AFGE long has argued that the new rules do little to improve service to disabled Americans while virtually guaranteeing that the entire disability application process will become more litigious. Under Barnhart’s plan, the Social Security Administration would hire an army of attorneys to evaluate denied cases as they come in the door from the state officials who make the initial determination of eligibility.
“It’s never a good sign when someone says ‘I want you to meet my lawyer,’ but that exactly how these new rules would greet disabled Americans who appeals their case in the event of a denial by state officials,” said Skwierczynski. “The entire plan is a misplaced, misguided effort. The real focus should have been on correcting the disparity of disability approval rates from state to state. Approval of federal benefits should not depend on in which state an American lives.”
Skwierczynski cited SSA data on disability benefit approval rates from state to state.
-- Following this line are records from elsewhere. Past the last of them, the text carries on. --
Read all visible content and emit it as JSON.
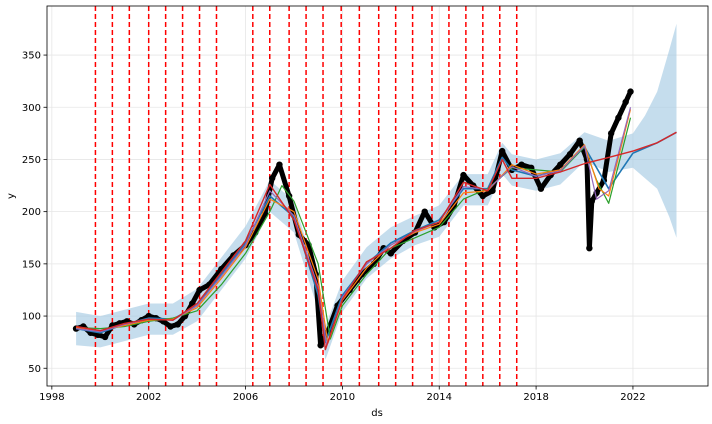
{
  "chart_data": {
    "type": "line",
    "title": "",
    "xlabel": "ds",
    "ylabel": "y",
    "xlim": [
      1997.8,
      2025.1
    ],
    "ylim": [
      33,
      397
    ],
    "x_ticks": [
      1998,
      2002,
      2006,
      2010,
      2014,
      2018,
      2022
    ],
    "y_ticks": [
      50,
      100,
      150,
      200,
      250,
      300,
      350
    ],
    "grid": true,
    "legend": "none",
    "colors": {
      "observed": "#000000",
      "forecast": "#1f77b4",
      "uncertainty": "#a6cbe4",
      "changepoints": "#ff0000",
      "trend": "#d62728",
      "rolling_green": "#2ca02c",
      "rolling_orange": "#ff7f0e",
      "rolling_purple": "#9467bd"
    },
    "changepoints": [
      1999.8,
      2000.5,
      2001.2,
      2002.0,
      2002.7,
      2003.4,
      2004.1,
      2004.8,
      2006.3,
      2007.0,
      2007.8,
      2008.5,
      2009.2,
      2009.95,
      2010.7,
      2011.5,
      2012.2,
      2012.9,
      2013.7,
      2014.4,
      2015.1,
      2015.8,
      2016.5,
      2017.2
    ],
    "series": [
      {
        "id": "observed",
        "x": [
          1999.0,
          1999.3,
          1999.6,
          1999.9,
          2000.2,
          2000.5,
          2000.8,
          2001.1,
          2001.4,
          2001.7,
          2002.0,
          2002.3,
          2002.6,
          2002.9,
          2003.2,
          2003.5,
          2003.8,
          2004.1,
          2004.5,
          2005.0,
          2005.5,
          2006.0,
          2006.4,
          2006.8,
          2007.1,
          2007.4,
          2007.8,
          2008.2,
          2008.6,
          2008.9,
          2009.1,
          2009.4,
          2009.8,
          2010.3,
          2010.8,
          2011.3,
          2011.7,
          2012.0,
          2012.5,
          2013.0,
          2013.4,
          2013.8,
          2014.2,
          2014.6,
          2015.0,
          2015.4,
          2015.8,
          2016.2,
          2016.6,
          2017.0,
          2017.4,
          2017.8,
          2018.2,
          2018.6,
          2019.0,
          2019.4,
          2019.8,
          2020.1,
          2020.2,
          2020.3,
          2020.5,
          2020.8,
          2021.1,
          2021.4,
          2021.7,
          2021.9
        ],
        "y": [
          88,
          90,
          84,
          82,
          80,
          91,
          93,
          95,
          92,
          96,
          100,
          98,
          95,
          90,
          92,
          100,
          112,
          125,
          130,
          145,
          158,
          168,
          180,
          198,
          232,
          245,
          215,
          178,
          168,
          140,
          72,
          85,
          110,
          125,
          140,
          150,
          165,
          160,
          172,
          180,
          200,
          185,
          190,
          205,
          235,
          225,
          215,
          220,
          258,
          240,
          245,
          242,
          222,
          235,
          245,
          255,
          268,
          250,
          165,
          210,
          218,
          230,
          275,
          290,
          305,
          315
        ]
      },
      {
        "id": "forecast",
        "x": [
          1999.0,
          2000.0,
          2001.0,
          2002.0,
          2003.0,
          2004.0,
          2005.0,
          2006.0,
          2007.0,
          2008.0,
          2009.0,
          2009.3,
          2010.0,
          2011.0,
          2012.0,
          2013.0,
          2014.0,
          2015.0,
          2016.0,
          2016.6,
          2017.0,
          2018.0,
          2019.0,
          2020.0,
          2021.0,
          2022.0,
          2023.0,
          2023.8
        ],
        "y": [
          88,
          84,
          92,
          98,
          97,
          110,
          140,
          170,
          215,
          195,
          120,
          75,
          120,
          150,
          170,
          182,
          192,
          222,
          222,
          252,
          240,
          234,
          240,
          262,
          222,
          256,
          266,
          276
        ]
      },
      {
        "id": "trend",
        "x": [
          1999.0,
          2000.0,
          2001.0,
          2002.0,
          2003.0,
          2004.0,
          2005.0,
          2006.0,
          2007.0,
          2008.0,
          2009.0,
          2009.3,
          2010.0,
          2011.0,
          2012.0,
          2013.0,
          2014.0,
          2015.0,
          2016.0,
          2016.6,
          2017.0,
          2018.0,
          2019.0,
          2020.0,
          2021.0,
          2022.0,
          2023.0,
          2023.8
        ],
        "y": [
          90,
          86,
          93,
          97,
          96,
          112,
          142,
          172,
          226,
          192,
          125,
          68,
          116,
          152,
          165,
          182,
          190,
          228,
          220,
          250,
          232,
          232,
          238,
          246,
          252,
          258,
          266,
          276
        ]
      },
      {
        "id": "rolling_green",
        "x": [
          1999.0,
          2000.0,
          2001.0,
          2002.0,
          2003.0,
          2004.0,
          2005.0,
          2006.0,
          2007.0,
          2007.5,
          2008.0,
          2009.0,
          2009.5,
          2010.0,
          2011.0,
          2012.0,
          2013.0,
          2014.0,
          2015.0,
          2016.0,
          2017.0,
          2018.0,
          2019.0,
          2020.0,
          2020.5,
          2021.0,
          2021.9
        ],
        "y": [
          89,
          88,
          90,
          95,
          98,
          105,
          130,
          160,
          200,
          225,
          210,
          150,
          78,
          110,
          140,
          165,
          175,
          185,
          212,
          222,
          242,
          240,
          238,
          262,
          230,
          208,
          290
        ]
      },
      {
        "id": "rolling_orange",
        "x": [
          1999.0,
          2000.0,
          2001.0,
          2002.0,
          2003.0,
          2004.0,
          2005.0,
          2006.0,
          2007.0,
          2008.0,
          2009.0,
          2009.4,
          2010.0,
          2011.0,
          2012.0,
          2013.0,
          2014.0,
          2015.0,
          2016.0,
          2017.0,
          2018.0,
          2019.0,
          2020.0,
          2020.6,
          2021.0,
          2021.9
        ],
        "y": [
          89,
          86,
          91,
          96,
          97,
          108,
          136,
          166,
          212,
          200,
          135,
          74,
          115,
          146,
          168,
          180,
          188,
          218,
          220,
          245,
          236,
          240,
          264,
          222,
          215,
          298
        ]
      },
      {
        "id": "rolling_purple",
        "x": [
          1999.0,
          2000.0,
          2001.0,
          2002.0,
          2003.0,
          2004.0,
          2005.0,
          2006.0,
          2007.0,
          2008.0,
          2009.0,
          2009.35,
          2010.0,
          2011.0,
          2012.0,
          2013.0,
          2014.0,
          2015.0,
          2016.0,
          2017.0,
          2018.0,
          2019.0,
          2020.0,
          2020.5,
          2021.0,
          2021.9
        ],
        "y": [
          88,
          85,
          92,
          97,
          96,
          110,
          138,
          168,
          220,
          196,
          128,
          72,
          118,
          150,
          168,
          181,
          190,
          224,
          221,
          243,
          234,
          239,
          263,
          212,
          220,
          300
        ]
      }
    ],
    "uncertainty_band": {
      "x": [
        1999.0,
        2000.0,
        2001.0,
        2002.0,
        2003.0,
        2004.0,
        2005.0,
        2006.0,
        2007.0,
        2008.0,
        2009.0,
        2009.3,
        2010.0,
        2011.0,
        2012.0,
        2013.0,
        2014.0,
        2015.0,
        2016.0,
        2016.6,
        2017.0,
        2018.0,
        2019.0,
        2020.0,
        2021.0,
        2022.0,
        2022.5,
        2023.0,
        2023.5,
        2023.8
      ],
      "lower": [
        72,
        70,
        76,
        82,
        82,
        95,
        125,
        155,
        200,
        180,
        105,
        58,
        104,
        136,
        155,
        168,
        176,
        206,
        206,
        236,
        225,
        220,
        226,
        248,
        238,
        242,
        232,
        222,
        195,
        175
      ],
      "upper": [
        104,
        100,
        106,
        112,
        112,
        126,
        156,
        186,
        230,
        210,
        135,
        90,
        134,
        166,
        185,
        196,
        206,
        236,
        236,
        266,
        255,
        250,
        256,
        276,
        268,
        275,
        292,
        315,
        355,
        380
      ]
    }
  }
}
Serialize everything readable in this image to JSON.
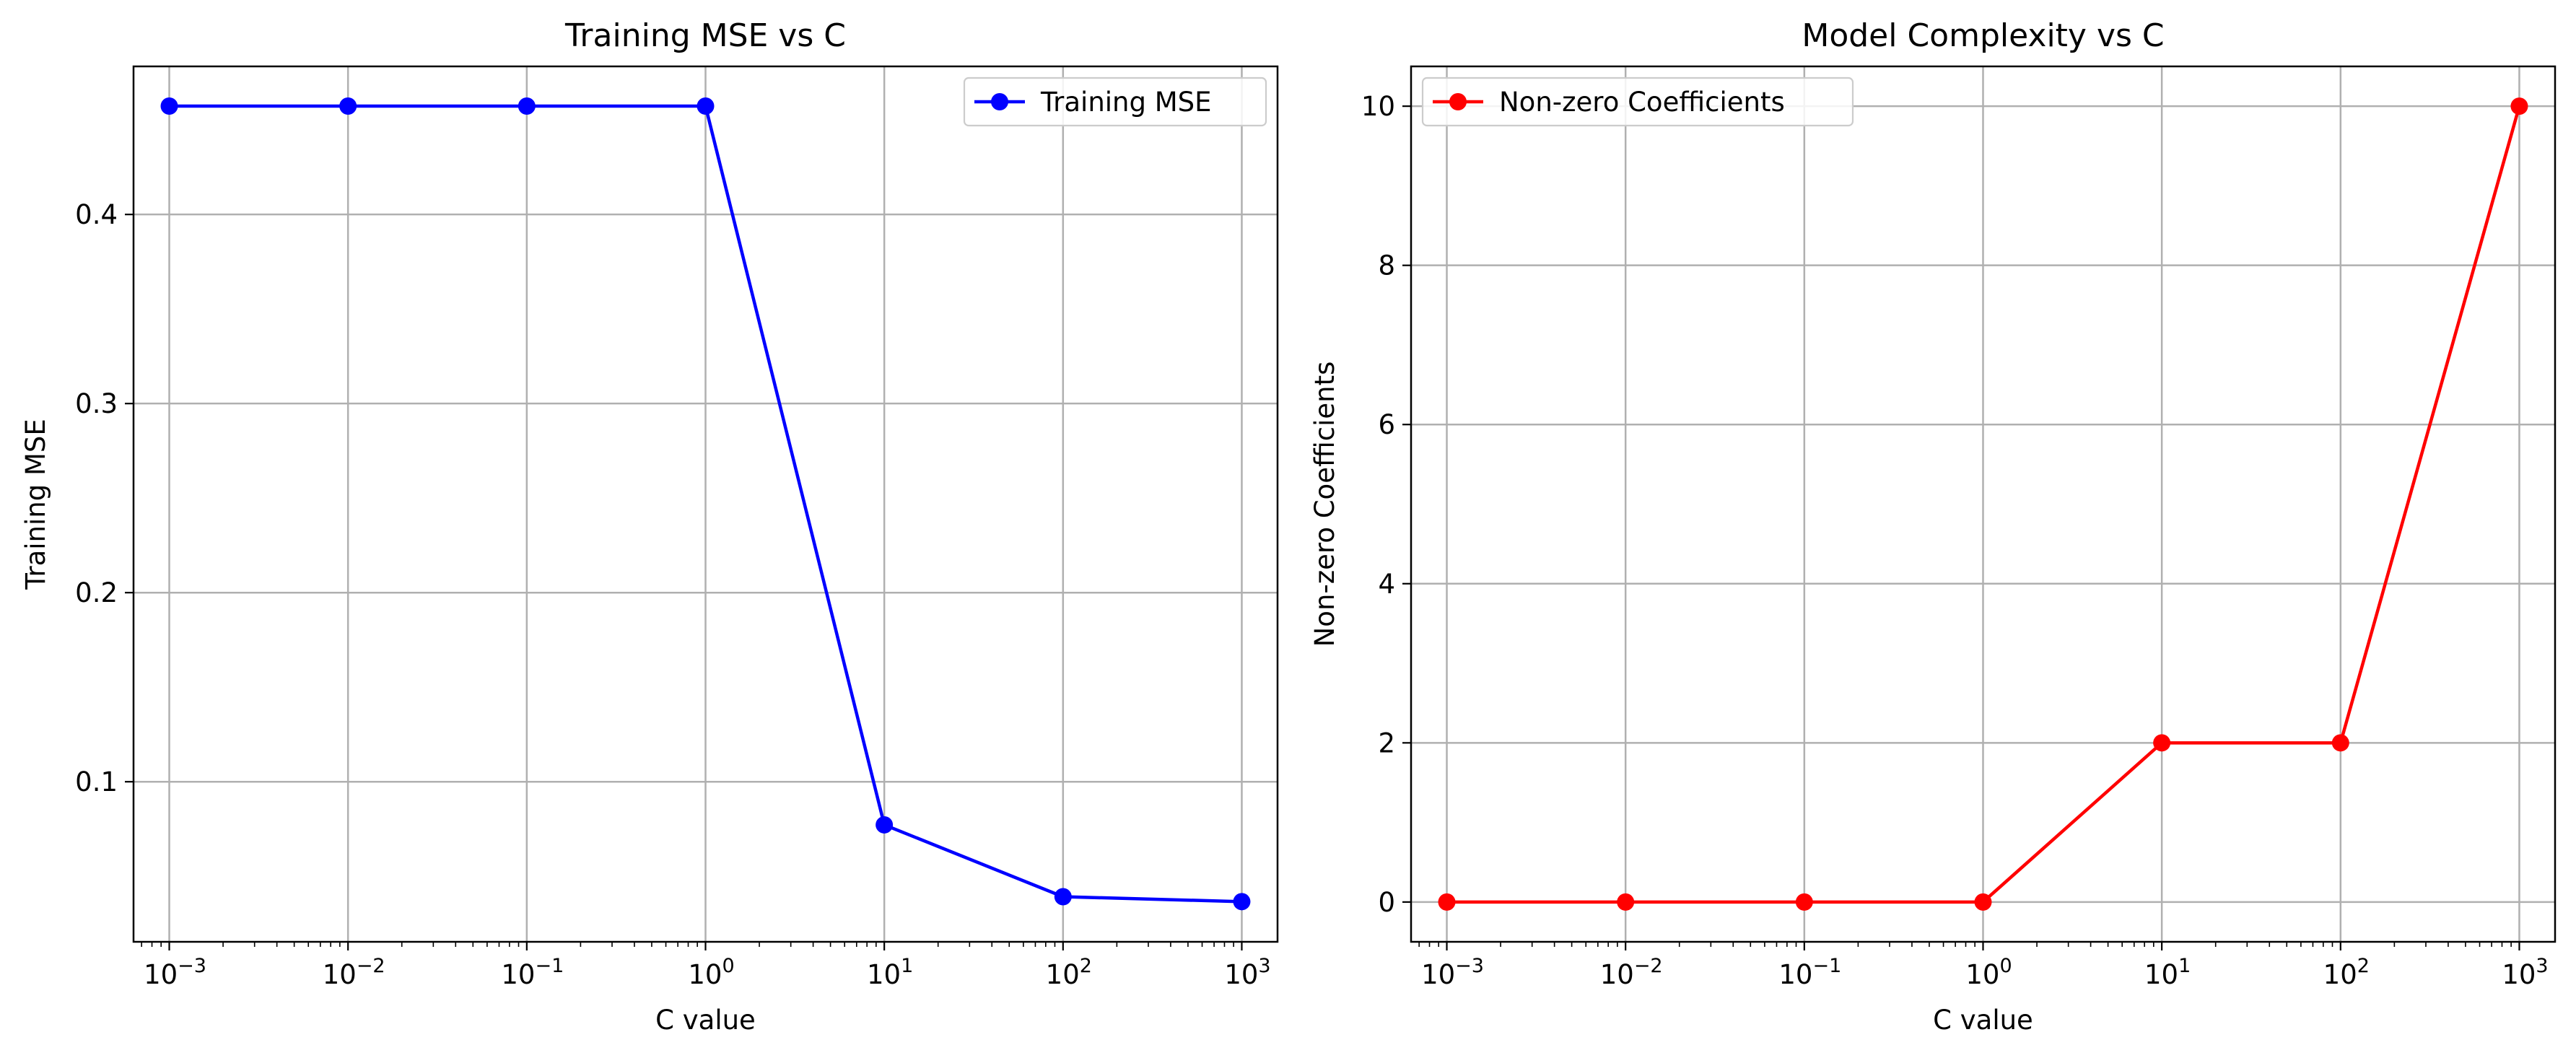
{
  "chart_data": [
    {
      "type": "line",
      "title": "Training MSE vs C",
      "xlabel": "C value",
      "ylabel": "Training MSE",
      "xscale": "log",
      "xlim": [
        0.000631,
        1585
      ],
      "ylim": [
        0.01535,
        0.4783
      ],
      "x": [
        0.001,
        0.01,
        0.1,
        1,
        10,
        100,
        1000
      ],
      "x_tick_labels": [
        {
          "base": "10",
          "exp": "−3"
        },
        {
          "base": "10",
          "exp": "−2"
        },
        {
          "base": "10",
          "exp": "−1"
        },
        {
          "base": "10",
          "exp": "0"
        },
        {
          "base": "10",
          "exp": "1"
        },
        {
          "base": "10",
          "exp": "2"
        },
        {
          "base": "10",
          "exp": "3"
        }
      ],
      "y_ticks": [
        0.1,
        0.2,
        0.3,
        0.4
      ],
      "y_tick_labels": [
        "0.1",
        "0.2",
        "0.3",
        "0.4"
      ],
      "grid": true,
      "legend_position": "top-right",
      "series": [
        {
          "name": "Training MSE",
          "color": "#0000ff",
          "marker": "circle",
          "values": [
            0.4573,
            0.4573,
            0.4573,
            0.4573,
            0.0772,
            0.0392,
            0.0366
          ]
        }
      ]
    },
    {
      "type": "line",
      "title": "Model Complexity vs C",
      "xlabel": "C value",
      "ylabel": "Non-zero Coefficients",
      "xscale": "log",
      "xlim": [
        0.000631,
        1585
      ],
      "ylim": [
        -0.5,
        10.5
      ],
      "x": [
        0.001,
        0.01,
        0.1,
        1,
        10,
        100,
        1000
      ],
      "x_tick_labels": [
        {
          "base": "10",
          "exp": "−3"
        },
        {
          "base": "10",
          "exp": "−2"
        },
        {
          "base": "10",
          "exp": "−1"
        },
        {
          "base": "10",
          "exp": "0"
        },
        {
          "base": "10",
          "exp": "1"
        },
        {
          "base": "10",
          "exp": "2"
        },
        {
          "base": "10",
          "exp": "3"
        }
      ],
      "y_ticks": [
        0,
        2,
        4,
        6,
        8,
        10
      ],
      "y_tick_labels": [
        "0",
        "2",
        "4",
        "6",
        "8",
        "10"
      ],
      "grid": true,
      "legend_position": "top-left",
      "series": [
        {
          "name": "Non-zero Coefficients",
          "color": "#ff0000",
          "marker": "circle",
          "values": [
            0,
            0,
            0,
            0,
            2,
            2,
            10
          ]
        }
      ]
    }
  ]
}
In Maryland only 35 percent of disability claims are approved compared to 53 percent for the District of Columbia. Eight states have approval rates that are less than 30 percent (Tennessee, South Carolina, Georgia, Mississippi, Ohio, Alabama, Missouri, and Oregon).
Skwierczynski said service to the public, including disabled Americans, will be harmed further by a new policy of replacing only 1 field office employee for every 8 who leave. According to Skwierczynski, every other segment of SSA has a higher ratio for filling vacancies. In some offices the number of staff is actually growing.
“SSA is a people-intensive agency. Our members interact with the public face-to-face or over the phone, answering questions, taking claims and providing other assistance. The agency has become increasingly short staffed in recent years. With the oncoming baby boomer retirement tidal wave, now is the absolutely wrong time to cut staffing levels at SSA,” said Skwierczynski.